Supported Resource Types
| Type | Key | Returns | Example |
|---|---|---|---|
| Cognito User Pool | CognitoUserPoolId |
Cognito User Pool's ID | ${find:CognitoUserPoolId:yourUserPoolName} |
| Cognito User Pool | CognitoUserPoolArn |
Cognito User Pool's Arn | ${find:CognitoUserPoolArn:yourUserPoolName} |
| Cognito App Client | CognitoAppClientId |
Cognito App Client's ID | ${find:CognitoAppClientId:yourUserPoolName.yourAppClientName} |
| IAM Role | RoleArn |
Role's ARN | ${find:RoleArn:yourRoleName} |
| IAM Role | RoleId |
Role's ID | ${find:RoleId:yourRoleName} |
| Lambda Layer | LambdaLayerArn |
Latest layer ARN | ${find:LambdaLayerArn:yourLayerName} |
| Security Group | SecurityGroupId |
Group's ID | ${find:SecurityGroupId:yourGroupName} |
| Subnet | SubnetId |
Subnet's ID | ${find:SubnetId:yourSubnetName} |
| API Gateway | ApiGatewayId |
API Gateway's ID | ${find:ApiGatewayId:yourApiGatewayName} |
| API Gateway Authorizer | ApiGatewayAuthorizerId |
API Gateway Authorizer ID | ${find:ApiGatewayAuthorizerId:yourApiGatewayName.yourAuthorizerName} |
A note about API Gateway
Until now Mike Souza's import-api-gateway plugin did a great job of working around the CloudFormation constraint that prevents you from attaching lambda HTTP event handlers to an API Gateway NOT created in the same Serverless file (what a weird and limiting requirement, CloudFormation team).
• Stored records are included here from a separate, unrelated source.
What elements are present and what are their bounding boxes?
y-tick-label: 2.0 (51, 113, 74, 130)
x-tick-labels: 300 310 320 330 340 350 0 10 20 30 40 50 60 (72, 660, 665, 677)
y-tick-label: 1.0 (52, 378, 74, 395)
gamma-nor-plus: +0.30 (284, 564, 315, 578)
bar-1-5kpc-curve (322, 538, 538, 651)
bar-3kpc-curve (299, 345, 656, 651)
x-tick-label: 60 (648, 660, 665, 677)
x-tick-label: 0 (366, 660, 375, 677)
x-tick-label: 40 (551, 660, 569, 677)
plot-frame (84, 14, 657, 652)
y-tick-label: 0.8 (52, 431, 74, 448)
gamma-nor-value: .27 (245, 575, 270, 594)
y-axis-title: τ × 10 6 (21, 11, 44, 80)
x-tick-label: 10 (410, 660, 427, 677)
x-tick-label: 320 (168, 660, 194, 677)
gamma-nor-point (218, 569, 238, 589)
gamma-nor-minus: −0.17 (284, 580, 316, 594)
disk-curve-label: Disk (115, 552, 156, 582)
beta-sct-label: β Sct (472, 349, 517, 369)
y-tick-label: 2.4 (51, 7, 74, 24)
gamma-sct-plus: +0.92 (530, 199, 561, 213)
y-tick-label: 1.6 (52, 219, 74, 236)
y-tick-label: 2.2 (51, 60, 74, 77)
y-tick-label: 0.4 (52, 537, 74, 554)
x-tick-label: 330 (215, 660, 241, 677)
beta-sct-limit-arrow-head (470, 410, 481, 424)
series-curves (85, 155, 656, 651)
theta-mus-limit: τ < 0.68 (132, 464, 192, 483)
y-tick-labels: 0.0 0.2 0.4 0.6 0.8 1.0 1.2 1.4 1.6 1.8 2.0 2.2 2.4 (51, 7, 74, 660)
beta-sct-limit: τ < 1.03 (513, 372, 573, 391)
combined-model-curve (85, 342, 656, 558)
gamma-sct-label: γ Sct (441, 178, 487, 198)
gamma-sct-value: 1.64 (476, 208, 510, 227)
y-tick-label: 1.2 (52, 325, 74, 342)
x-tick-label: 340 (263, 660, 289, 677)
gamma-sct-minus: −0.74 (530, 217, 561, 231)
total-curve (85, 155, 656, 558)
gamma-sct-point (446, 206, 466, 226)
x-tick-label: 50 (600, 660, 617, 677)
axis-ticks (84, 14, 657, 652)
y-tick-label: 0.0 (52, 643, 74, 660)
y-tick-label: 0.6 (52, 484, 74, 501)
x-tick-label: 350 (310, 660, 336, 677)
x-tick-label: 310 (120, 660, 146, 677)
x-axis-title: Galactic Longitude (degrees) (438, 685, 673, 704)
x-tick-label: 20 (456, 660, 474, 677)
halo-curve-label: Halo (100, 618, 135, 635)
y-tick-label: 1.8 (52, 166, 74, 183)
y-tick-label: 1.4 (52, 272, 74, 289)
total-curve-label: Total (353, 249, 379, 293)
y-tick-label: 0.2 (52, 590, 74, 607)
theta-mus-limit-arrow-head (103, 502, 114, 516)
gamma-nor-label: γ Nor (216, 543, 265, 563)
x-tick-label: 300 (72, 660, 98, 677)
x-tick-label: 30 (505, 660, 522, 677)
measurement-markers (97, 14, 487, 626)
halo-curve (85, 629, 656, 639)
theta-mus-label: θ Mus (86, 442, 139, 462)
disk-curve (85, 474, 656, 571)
On October 20, 2020 Mike deprecated his plugin citing Serverless' new support for attaching to existing API Gateways. However, Serverless' support does NOT work for REST API Gateways - only for HTTP API Gateways (API Gateway V2). Mike's plugin is still needed. Since it's been deprecated, I've rolled Mike's plugin with Jason Maldonis' contribution into the ${find:ApiGatewayId} functionality - because if you're trying to access the API Gateway ID, it's almost certain that you're trying to attach resources to an existing API Gateway. Therefore, when you use ${find:ApiGatewayId}, serverless-find-resource will automatically attach your Serverless template's HTTP endpoints to your API Gateway.
An easy way to leverage this functionality in your Serverless template is to add an apiGateway.restApiId to your provider element:
provider:
apiGateway:
restApiId: ${find:ApiGatewayId}
A note about Serverless v1, v2, and v3 variable resolvers
Serverless v3 introduced a new, backwards-incompatible plugin variable resolver in v3. serverless-find-resource supports v1 (now deprecated), v2, and v3. Make sure to put frameworkVersion: '3' at the top of your .serverless file if you want to use v3 plugin variable resolution. Thank you @wktk for raising a PR for this.